I am feeling so bad now. The interview this afternoon did not go well and that made me so sad. To tell the story from beginning, I was reached out by an HR lady from FPT Software for a Fullstack JS developer position last week. I did not intend to leave CMC, but I wanted to see if I would be qualified for the job, and to see if there is anything interesting about the project. So I accepted the invitation and went on to the interview with some Vietnamese guys from several teams in FPT. I passed the interview and we discussed about the salary and so on after that. I was still not so interested in jumping job at the moment, so I said that I need to learn more about the project before deciding to join. Several days later, the HR girl asked me to join a discussion with their customer, I thought it was not an interview but some kind of talk in which they tell me about their project and requirements and so on. But it turned out that it was a real interview, even a white board coding interview with an old Japanese man. And the interview left me with a shame.

I did not say that the interviewer was bad or something, but his questions, I mean, all of the questions he asked me, were unexpected to me. I had not been prepared for those kinds of questions. First, he asked me to rewrite a JS function to not use the async keyword. I did it with an arrow function, as I used to do with my Angular project. Just that was not the answer he was looking for, so he wrote the correct answer for me, even explained his solution in details. I was there, not knowing what else to do except nodding regularly to him.

the function

async f(x) {
if (!x) {throw new Error()}
return x;
}

my answer

function f(x, () =>
if (x) => throw new Error();
return x;
)

His solution

function f(x: String): Promise {
return new Promise((x, rej) => rej(x));
}

The next question was about Express.JS which he wanted me to propose a solution to have version path of APIs in URLs, so that he could have many versions of an API working independently.

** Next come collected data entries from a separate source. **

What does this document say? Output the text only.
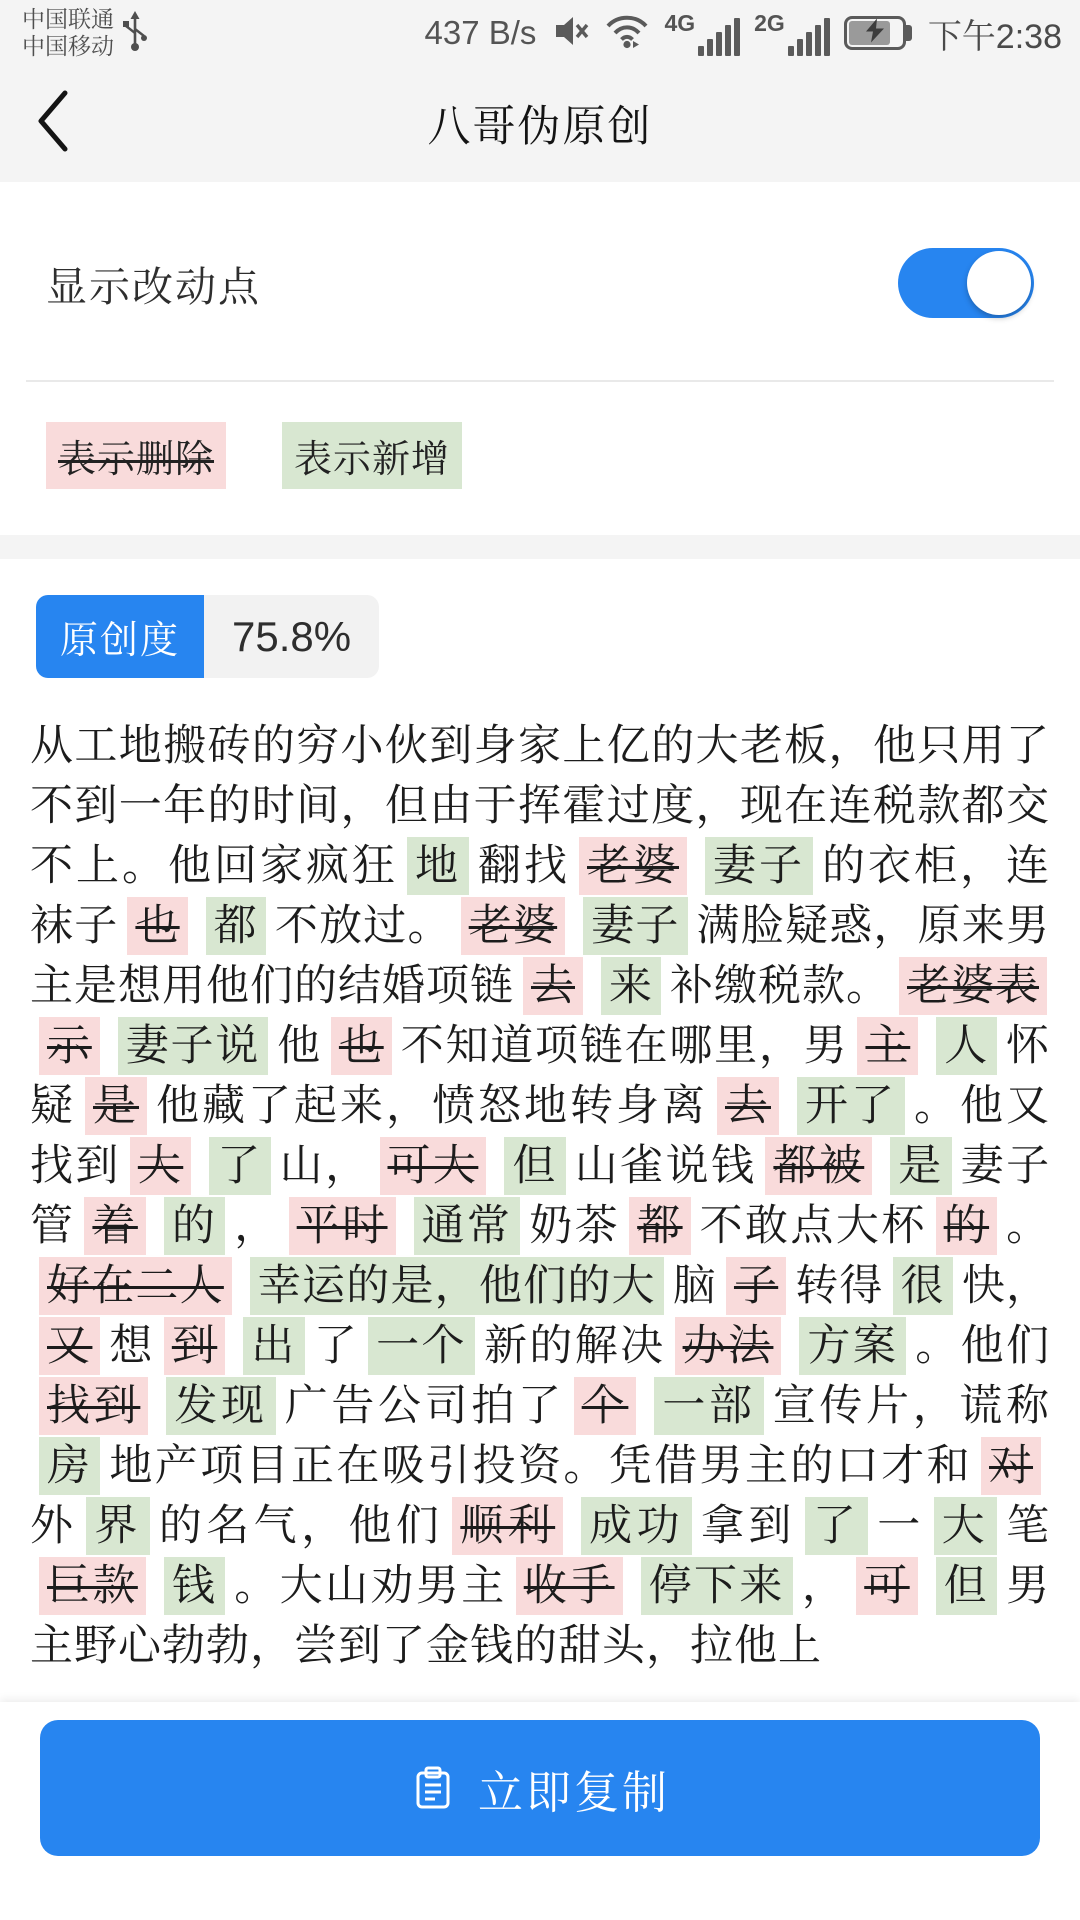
中国联通
中国移动	437 B/s	4G	2G	下午2:38
八哥伪原创
显示改动点
表示删除	表示新增
原创度	75.8%
从工地搬砖的穷小伙到身家上亿的大老板，他只用了不到一年的时间，但由于挥霍过度，现在连税款都交不上。他回家疯狂 地 翻找 老婆 妻子 的衣柜，连袜子 也 都 不放过。 老婆 妻子 满脸疑惑，原来男主是想用他们的结婚项链 去 来 补缴税款。 老婆表示 妻子说 他 也 不知道项链在哪里，男 主 人 怀疑 是 他藏了起来，愤怒地转身离 去 开了 。他又找到 大 了 山， 可大 但 山雀说钱 都被 是 妻子管 着 的 ， 平时 通常 奶茶 都 不敢点大杯 的 。好在二人 幸运的是，他们的大 脑 子 转得 很 快，又 想 到 出 了 一个 新的解决 办法 方案 。他们找到 发现 广告公司拍了 个 一部 宣传片，谎称房 地产项目正在吸引投资。凭借男主的口才和 对外 界 的名气，他们 顺利 成功 拿到 了 一 大 笔巨款 钱 。大山劝男主 收手 停下来 ， 可 但 男主野心勃勃，尝到了金钱的甜头，拉他上
立即复制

# url: server-address://users/v1/list
# url: server-address://users/v2/list

app = Express()

app.use('/users', userService)

app1 = Express()

app1.use('/users', userService1)

I, again, had no idea what to do whatsoever. I stood there, just wanted to find a hole to jump in. And finally, he wrote his solution for me

app = Express()

app1 = Express()
app1.use('v1', userService1)

app2 = Express()
app2.use('v2', userService2)

app.use('users', app1)

app1.setUp(app)

That moment the only thing I wanted to is to leave the interview immediately, despite I've learned a lot from him by watching him writing the solutions for me. He then asked me if I had any working experience with MongoDB, I hostnesly said that I only have a very limited knowledge with MongoDB and NoSQL in general. So he had to ask me about relational database. He wrote on the board

A
C
I
D

and asked me what does each of the letter stand for. The only word I remembered is the first one - Atomic. But I don't even remember what does it mean, and I couldn't figure out what other letters stand for. After a while letting me think, he had to write the words

Atomic
Consistency
Isolation
Duration

and asked me the meanings of Atomic and Isolation. I was not able to answer properly, despite that I was sweating so much that my T-shirt was almost wet. Then again, he answer the questions himself while asked me some more questions on the transactions, how to implement Atomic, or how to avoid Phantom read. I had no idea of those terms, so I let him go on.

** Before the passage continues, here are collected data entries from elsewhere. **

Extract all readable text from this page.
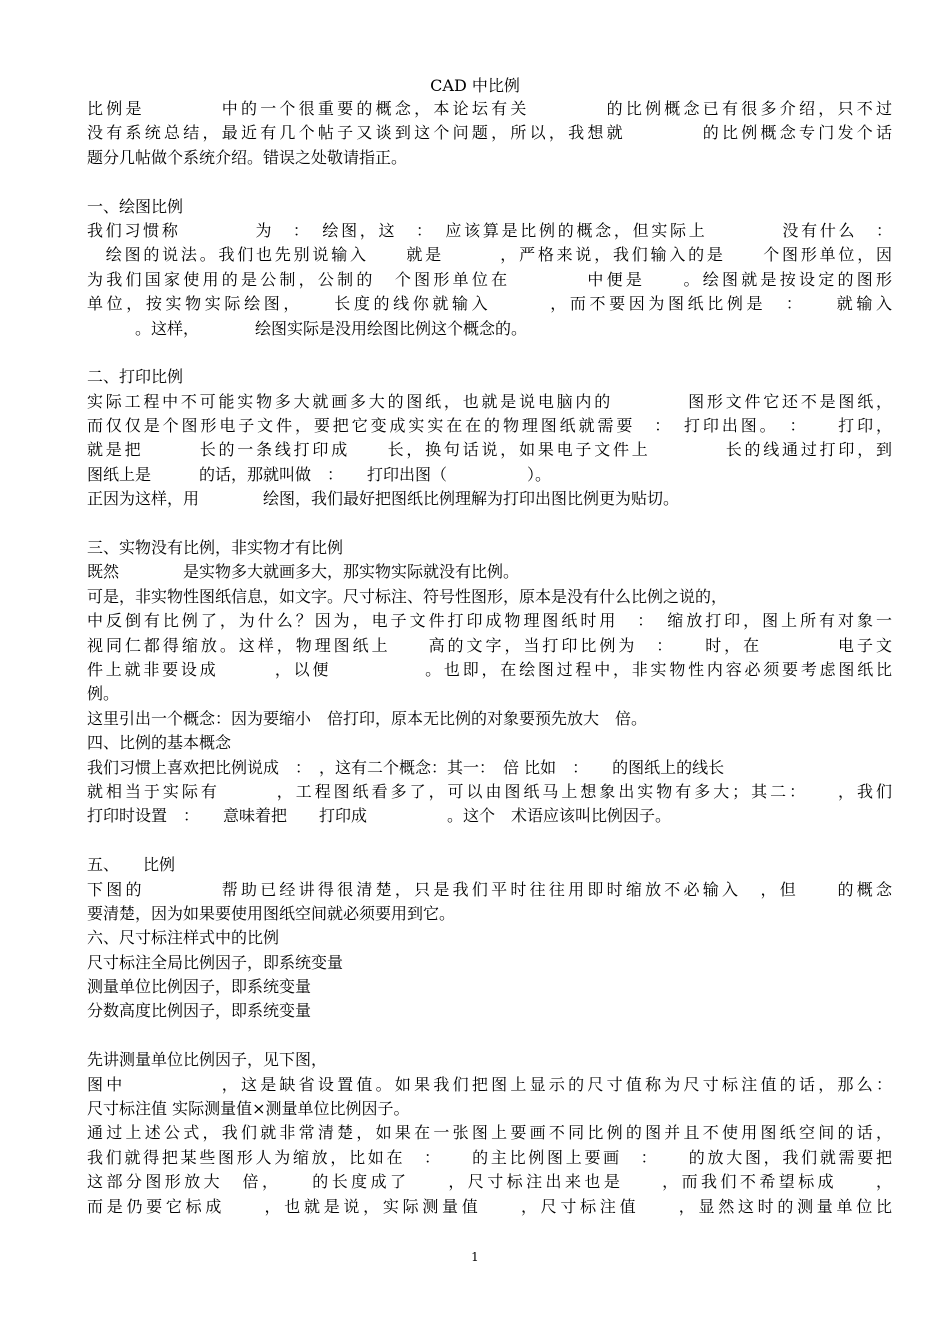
CAD 中比例
比例是　　　　中的一个很重要的概念，本论坛有关　　　　的比例概念已有很多介绍，只不过
没有系统总结，最近有几个帖子又谈到这个问题，所以，我想就　　　　的比例概念专门发个话
题分几帖做个系统介绍。错误之处敬请指正。
一、绘图比例
我们习惯称　　　　为　：　绘图，这　：　应该算是比例的概念，但实际上　　　　没有什么　：
　绘图的说法。我们也先别说输入　　就是　　　，严格来说，我们输入的是　　个图形单位，因
为我们国家使用的是公制，公制的　个图形单位在　　　　中便是　　。绘图就是按设定的图形
单位，按实物实际绘图，　　长度的线你就输入　　　，而不要因为图纸比例是　：　　就输入
　　　。这样，　　　　绘图实际是没用绘图比例这个概念的。
二、打印比例
实际工程中不可能实物多大就画多大的图纸，也就是说电脑内的　　　　图形文件它还不是图纸，
而仅仅是个图形电子文件，要把它变成实实在在的物理图纸就需要　：　打印出图。　：　　打印，
就是把　　　长的一条线打印成　　长，换句话说，如果电子文件上　　　　长的线通过打印，到
图纸上是　　　的话，那就叫做　：　　打印出图（　　　　　）。
正因为这样，用　　　　绘图，我们最好把图纸比例理解为打印出图比例更为贴切。
三、实物没有比例，非实物才有比例
既然　　　　是实物多大就画多大，那实物实际就没有比例。
可是，非实物性图纸信息，如文字。尺寸标注、符号性图形，原本是没有什么比例之说的，
中反倒有比例了，为什么？因为，电子文件打印成物理图纸时用　：　缩放打印，图上所有对象一
视同仁都得缩放。这样，物理图纸上　　高的文字，当打印比例为　：　　时，在　　　　电子文
件上就非要设成　　　，以便　　　　　。也即，在绘图过程中，非实物性内容必须要考虑图纸比
例。
这里引出一个概念：因为要缩小　倍打印，原本无比例的对象要预先放大　倍。
四、比例的基本概念
我们习惯上喜欢把比例说成　：　，这有二个概念：其一：　倍 比如　：　　的图纸上的线长
就相当于实际有　　　，工程图纸看多了，可以由图纸马上想象出实物有多大；其二：　　，我们
打印时设置　：　　意味着把　　打印成　　　　　。这个　术语应该叫比例因子。
五、　　比例
下图的　　　　帮助已经讲得很清楚，只是我们平时往往用即时缩放不必输入　，但　　的概念
要清楚，因为如果要使用图纸空间就必须要用到它。
六、尺寸标注样式中的比例
尺寸标注全局比例因子，即系统变量
测量单位比例因子，即系统变量
分数高度比例因子，即系统变量
先讲测量单位比例因子，见下图，
图中　　　　　，这是缺省设置值。如果我们把图上显示的尺寸值称为尺寸标注值的话，那么：
尺寸标注值 实际测量值×测量单位比例因子。
通过上述公式，我们就非常清楚，如果在一张图上要画不同比例的图并且不使用图纸空间的话，
我们就得把某些图形人为缩放，比如在　：　　的主比例图上要画　：　　的放大图，我们就需要把
这部分图形放大　倍，　　的长度成了　　，尺寸标注出来也是　　，而我们不希望标成　　，
而是仍要它标成　　，也就是说，实际测量值　　，尺寸标注值　　，显然这时的测量单位比
1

The interview ended and I was in shame. I couldn't imagine how struggling the time I've spent there and I wished I had at least one answer for those questions. After the interview, I swear to myself that I will ask for more details on what the interview is about and what do they expect me to have. I will make sure that I focus only on my strong points. After all, noone knows everything, so be strong in some limited technologies and be good at commonly used knowledge.